A Schematic illustration of the immunoprecipitation followed by mass spectrometry (IP-MS) protocol used to analyze protein interactions in control and GSNO-treated mice. B Comparison of protein interactions between control and GSNO-treated mice. NO supplementation via GSNO inhibited the binding of proteins involved in key cellular processes such as RNA/DNA metabolism, ER protein import, Protein folding, and Chromatin remodeling. C–F Gene Ontology and pathway analyses were performed on down-regulated proteins in nuclear lysates from tumor and GSNO-treated tumor samples. The results are presented in bubble plots, where bubble size represents the number of genes and color intensity indicates statistical significance. C Human Cyt 2016: Bubble plot illustrating enriched cytological terms associated with down-regulated proteins.
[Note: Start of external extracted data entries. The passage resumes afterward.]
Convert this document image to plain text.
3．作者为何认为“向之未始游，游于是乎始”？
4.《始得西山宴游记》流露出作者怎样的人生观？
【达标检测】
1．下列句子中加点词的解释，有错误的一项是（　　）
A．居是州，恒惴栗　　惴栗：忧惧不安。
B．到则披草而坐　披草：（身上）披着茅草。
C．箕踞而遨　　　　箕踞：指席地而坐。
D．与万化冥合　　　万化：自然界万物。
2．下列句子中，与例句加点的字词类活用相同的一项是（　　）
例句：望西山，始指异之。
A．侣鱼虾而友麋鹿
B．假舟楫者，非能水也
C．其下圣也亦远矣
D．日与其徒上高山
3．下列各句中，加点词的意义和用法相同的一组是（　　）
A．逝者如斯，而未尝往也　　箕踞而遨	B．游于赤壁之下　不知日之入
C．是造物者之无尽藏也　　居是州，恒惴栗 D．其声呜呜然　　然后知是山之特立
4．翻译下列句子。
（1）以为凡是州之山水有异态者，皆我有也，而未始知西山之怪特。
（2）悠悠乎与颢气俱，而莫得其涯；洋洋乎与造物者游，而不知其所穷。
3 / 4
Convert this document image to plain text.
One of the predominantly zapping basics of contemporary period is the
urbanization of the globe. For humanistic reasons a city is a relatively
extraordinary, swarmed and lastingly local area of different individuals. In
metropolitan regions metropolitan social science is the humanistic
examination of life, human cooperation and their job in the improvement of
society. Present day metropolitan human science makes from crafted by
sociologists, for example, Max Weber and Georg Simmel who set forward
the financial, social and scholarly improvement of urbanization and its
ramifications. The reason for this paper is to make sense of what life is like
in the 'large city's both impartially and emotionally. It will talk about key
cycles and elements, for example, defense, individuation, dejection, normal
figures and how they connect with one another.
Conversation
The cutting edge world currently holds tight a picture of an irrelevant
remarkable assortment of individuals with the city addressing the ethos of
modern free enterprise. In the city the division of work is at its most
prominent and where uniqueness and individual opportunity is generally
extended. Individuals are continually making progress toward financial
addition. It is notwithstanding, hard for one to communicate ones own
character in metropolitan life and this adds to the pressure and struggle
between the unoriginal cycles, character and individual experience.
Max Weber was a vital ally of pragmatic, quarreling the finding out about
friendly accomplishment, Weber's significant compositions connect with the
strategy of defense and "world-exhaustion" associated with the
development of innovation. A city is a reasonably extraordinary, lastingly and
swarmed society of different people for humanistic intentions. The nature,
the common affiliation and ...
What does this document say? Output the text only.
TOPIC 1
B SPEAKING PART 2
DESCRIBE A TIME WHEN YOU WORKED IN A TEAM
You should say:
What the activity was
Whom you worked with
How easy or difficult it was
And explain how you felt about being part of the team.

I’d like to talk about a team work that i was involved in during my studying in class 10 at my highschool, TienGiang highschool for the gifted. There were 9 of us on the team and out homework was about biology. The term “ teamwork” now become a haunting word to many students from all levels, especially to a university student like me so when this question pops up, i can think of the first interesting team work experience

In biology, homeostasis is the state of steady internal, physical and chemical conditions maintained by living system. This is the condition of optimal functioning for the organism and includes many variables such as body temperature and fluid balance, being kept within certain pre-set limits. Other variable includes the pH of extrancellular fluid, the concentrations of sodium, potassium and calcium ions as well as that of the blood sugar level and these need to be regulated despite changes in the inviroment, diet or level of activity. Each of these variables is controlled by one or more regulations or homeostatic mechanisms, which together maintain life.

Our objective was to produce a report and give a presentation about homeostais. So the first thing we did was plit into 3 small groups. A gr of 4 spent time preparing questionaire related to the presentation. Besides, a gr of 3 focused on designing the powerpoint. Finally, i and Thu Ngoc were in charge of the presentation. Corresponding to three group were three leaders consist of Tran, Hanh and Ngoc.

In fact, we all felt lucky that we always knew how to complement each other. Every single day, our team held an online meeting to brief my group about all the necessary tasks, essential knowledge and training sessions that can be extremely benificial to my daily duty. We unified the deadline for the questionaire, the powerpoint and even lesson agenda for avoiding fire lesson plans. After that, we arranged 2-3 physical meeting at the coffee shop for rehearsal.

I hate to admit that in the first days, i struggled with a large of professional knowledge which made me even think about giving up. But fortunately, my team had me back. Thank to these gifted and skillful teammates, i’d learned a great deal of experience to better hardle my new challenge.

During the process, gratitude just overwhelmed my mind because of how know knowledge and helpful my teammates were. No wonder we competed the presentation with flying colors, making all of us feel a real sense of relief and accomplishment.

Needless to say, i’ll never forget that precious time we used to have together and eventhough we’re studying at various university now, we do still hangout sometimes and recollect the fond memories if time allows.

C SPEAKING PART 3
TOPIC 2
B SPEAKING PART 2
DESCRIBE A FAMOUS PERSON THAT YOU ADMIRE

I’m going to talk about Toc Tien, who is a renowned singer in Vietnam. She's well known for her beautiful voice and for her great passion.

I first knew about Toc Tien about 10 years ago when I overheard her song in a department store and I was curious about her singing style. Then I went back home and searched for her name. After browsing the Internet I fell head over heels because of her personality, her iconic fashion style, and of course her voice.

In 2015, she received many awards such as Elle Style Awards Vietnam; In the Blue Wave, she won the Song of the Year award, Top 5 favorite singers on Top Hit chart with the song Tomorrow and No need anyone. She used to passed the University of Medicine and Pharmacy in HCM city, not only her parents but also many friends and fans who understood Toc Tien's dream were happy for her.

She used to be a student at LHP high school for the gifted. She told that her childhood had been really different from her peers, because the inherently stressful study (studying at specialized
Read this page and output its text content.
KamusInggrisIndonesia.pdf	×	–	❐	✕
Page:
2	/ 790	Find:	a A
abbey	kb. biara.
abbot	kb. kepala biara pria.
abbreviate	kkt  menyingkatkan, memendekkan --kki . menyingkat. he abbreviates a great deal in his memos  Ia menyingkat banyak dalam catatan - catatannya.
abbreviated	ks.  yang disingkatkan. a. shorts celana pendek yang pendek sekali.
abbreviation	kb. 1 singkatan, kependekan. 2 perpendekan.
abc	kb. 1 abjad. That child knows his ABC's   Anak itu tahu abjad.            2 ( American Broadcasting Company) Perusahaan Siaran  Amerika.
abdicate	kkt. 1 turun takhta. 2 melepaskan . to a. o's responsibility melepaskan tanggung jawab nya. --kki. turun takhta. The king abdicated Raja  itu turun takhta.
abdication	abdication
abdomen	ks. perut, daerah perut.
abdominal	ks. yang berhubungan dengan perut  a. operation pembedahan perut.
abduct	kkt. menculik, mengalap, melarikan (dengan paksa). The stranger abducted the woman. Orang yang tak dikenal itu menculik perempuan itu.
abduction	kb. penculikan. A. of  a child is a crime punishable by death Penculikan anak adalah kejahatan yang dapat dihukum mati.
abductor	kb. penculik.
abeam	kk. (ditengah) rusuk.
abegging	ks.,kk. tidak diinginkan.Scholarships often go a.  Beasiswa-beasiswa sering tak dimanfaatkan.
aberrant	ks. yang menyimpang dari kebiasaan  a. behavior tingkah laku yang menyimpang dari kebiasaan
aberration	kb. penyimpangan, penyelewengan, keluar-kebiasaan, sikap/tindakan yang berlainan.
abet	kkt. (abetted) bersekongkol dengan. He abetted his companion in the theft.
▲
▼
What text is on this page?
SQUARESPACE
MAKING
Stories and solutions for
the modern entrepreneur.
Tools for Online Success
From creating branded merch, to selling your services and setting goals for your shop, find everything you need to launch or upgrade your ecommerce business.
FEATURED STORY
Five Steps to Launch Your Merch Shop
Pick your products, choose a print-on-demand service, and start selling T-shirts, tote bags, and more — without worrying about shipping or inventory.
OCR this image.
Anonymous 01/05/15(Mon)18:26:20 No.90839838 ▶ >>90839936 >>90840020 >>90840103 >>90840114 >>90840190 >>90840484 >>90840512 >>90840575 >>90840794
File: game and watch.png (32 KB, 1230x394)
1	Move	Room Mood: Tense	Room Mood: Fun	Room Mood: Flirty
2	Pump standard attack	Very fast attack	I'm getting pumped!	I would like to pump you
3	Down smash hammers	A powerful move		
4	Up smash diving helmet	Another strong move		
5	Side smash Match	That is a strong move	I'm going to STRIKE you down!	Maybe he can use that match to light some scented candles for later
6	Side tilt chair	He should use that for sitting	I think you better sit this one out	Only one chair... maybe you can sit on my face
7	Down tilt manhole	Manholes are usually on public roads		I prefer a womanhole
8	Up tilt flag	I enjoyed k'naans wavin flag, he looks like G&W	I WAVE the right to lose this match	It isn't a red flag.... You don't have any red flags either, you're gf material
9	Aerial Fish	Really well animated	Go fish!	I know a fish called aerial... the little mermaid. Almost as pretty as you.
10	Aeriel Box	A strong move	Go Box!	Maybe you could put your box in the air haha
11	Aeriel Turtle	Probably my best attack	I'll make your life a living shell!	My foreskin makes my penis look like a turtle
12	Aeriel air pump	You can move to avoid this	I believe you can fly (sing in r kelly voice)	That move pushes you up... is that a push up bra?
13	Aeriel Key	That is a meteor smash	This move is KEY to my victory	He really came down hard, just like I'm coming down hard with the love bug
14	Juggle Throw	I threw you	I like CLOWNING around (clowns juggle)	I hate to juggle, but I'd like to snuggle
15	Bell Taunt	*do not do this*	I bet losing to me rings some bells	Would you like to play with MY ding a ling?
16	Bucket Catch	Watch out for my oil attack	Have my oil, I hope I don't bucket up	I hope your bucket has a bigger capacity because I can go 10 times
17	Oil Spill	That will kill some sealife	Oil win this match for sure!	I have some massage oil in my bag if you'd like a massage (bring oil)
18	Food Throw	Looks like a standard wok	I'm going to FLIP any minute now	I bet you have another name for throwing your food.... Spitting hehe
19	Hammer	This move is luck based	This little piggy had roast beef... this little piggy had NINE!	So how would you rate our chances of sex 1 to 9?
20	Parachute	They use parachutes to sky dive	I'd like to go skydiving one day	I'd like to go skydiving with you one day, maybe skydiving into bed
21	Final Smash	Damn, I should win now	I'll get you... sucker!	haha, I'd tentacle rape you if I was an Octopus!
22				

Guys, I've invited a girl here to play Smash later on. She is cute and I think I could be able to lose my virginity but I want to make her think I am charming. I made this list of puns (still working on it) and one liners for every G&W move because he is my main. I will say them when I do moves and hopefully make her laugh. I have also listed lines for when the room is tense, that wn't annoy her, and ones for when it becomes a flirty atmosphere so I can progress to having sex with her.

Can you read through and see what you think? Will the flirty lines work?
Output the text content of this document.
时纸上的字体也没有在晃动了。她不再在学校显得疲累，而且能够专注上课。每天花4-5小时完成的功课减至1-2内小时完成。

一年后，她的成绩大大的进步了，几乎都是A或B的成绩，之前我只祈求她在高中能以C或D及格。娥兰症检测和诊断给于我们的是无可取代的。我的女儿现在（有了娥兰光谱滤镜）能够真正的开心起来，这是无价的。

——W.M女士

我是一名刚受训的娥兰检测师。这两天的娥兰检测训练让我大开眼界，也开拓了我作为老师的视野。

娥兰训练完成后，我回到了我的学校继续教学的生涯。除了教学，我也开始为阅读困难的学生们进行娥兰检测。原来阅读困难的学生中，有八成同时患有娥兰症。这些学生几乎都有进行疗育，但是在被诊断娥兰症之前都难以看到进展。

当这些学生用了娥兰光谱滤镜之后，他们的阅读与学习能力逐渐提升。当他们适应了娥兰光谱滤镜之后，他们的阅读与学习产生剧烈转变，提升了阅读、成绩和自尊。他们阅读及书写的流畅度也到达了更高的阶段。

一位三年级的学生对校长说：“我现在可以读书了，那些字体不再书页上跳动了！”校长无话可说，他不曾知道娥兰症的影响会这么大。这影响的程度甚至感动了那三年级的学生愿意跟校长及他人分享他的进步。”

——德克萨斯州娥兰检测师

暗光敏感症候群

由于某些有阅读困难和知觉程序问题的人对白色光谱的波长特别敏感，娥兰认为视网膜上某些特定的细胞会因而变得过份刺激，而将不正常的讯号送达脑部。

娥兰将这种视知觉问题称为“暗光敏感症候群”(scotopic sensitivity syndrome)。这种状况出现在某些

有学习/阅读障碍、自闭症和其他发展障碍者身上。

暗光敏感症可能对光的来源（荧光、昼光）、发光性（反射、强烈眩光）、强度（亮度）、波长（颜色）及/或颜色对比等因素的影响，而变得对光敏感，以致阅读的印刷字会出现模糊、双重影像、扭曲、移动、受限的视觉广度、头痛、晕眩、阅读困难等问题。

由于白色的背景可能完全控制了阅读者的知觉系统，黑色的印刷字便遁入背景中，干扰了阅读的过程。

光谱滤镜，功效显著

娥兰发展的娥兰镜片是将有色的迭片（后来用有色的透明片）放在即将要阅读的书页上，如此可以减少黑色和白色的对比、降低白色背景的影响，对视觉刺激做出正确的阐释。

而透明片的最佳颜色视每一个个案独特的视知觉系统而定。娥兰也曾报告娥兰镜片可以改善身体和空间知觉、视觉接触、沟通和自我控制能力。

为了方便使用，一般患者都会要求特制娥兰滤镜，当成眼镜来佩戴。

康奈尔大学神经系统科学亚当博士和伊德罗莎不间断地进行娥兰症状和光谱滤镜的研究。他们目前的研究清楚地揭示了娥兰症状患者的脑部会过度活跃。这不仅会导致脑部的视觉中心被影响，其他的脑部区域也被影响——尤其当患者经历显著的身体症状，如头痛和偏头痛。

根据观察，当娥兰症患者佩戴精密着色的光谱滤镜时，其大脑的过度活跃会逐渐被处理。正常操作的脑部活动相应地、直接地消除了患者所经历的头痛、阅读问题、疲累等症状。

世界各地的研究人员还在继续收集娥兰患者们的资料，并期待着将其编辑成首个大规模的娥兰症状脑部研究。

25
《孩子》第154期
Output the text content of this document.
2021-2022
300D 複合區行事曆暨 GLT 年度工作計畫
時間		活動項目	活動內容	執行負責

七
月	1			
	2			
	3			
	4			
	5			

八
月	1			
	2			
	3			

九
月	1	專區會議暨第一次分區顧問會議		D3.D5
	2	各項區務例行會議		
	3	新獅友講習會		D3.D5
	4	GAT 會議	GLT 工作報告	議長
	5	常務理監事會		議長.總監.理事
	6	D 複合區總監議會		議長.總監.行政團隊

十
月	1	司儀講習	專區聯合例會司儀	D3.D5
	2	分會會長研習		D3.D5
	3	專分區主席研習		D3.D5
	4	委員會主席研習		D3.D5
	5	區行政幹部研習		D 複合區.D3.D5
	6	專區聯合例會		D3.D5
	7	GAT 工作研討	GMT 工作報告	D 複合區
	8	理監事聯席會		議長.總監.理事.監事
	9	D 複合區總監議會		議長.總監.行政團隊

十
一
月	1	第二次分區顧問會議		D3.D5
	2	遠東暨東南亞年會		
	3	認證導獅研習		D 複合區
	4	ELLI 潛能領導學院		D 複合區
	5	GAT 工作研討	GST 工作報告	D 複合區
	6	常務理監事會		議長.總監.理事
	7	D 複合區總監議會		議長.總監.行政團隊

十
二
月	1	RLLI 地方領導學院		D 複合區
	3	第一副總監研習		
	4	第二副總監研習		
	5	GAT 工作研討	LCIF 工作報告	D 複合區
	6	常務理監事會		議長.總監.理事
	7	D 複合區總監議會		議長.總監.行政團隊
This analysis provides insights into the cellular compartments and structures affected by GSNO treatment. D GO Biological Process: Bubble plot showing enriched cellular processes impacted by GSNO treatment. This analysis highlights the biological functions most significantly altered in response to NO supplementation. E KEGG Pathway Analysis: Bubble plot depicting enriched cellular pathways affected by GSNO treatment. This analysis reveals the broader cellular systems and networks influenced by NO-mediated protein interaction changes. F MSigDB Hallmark: Bubble plot showing enrichment of hallmark gene sets, providing a high-level overview of the cellular states and processes altered by GSNO treatment.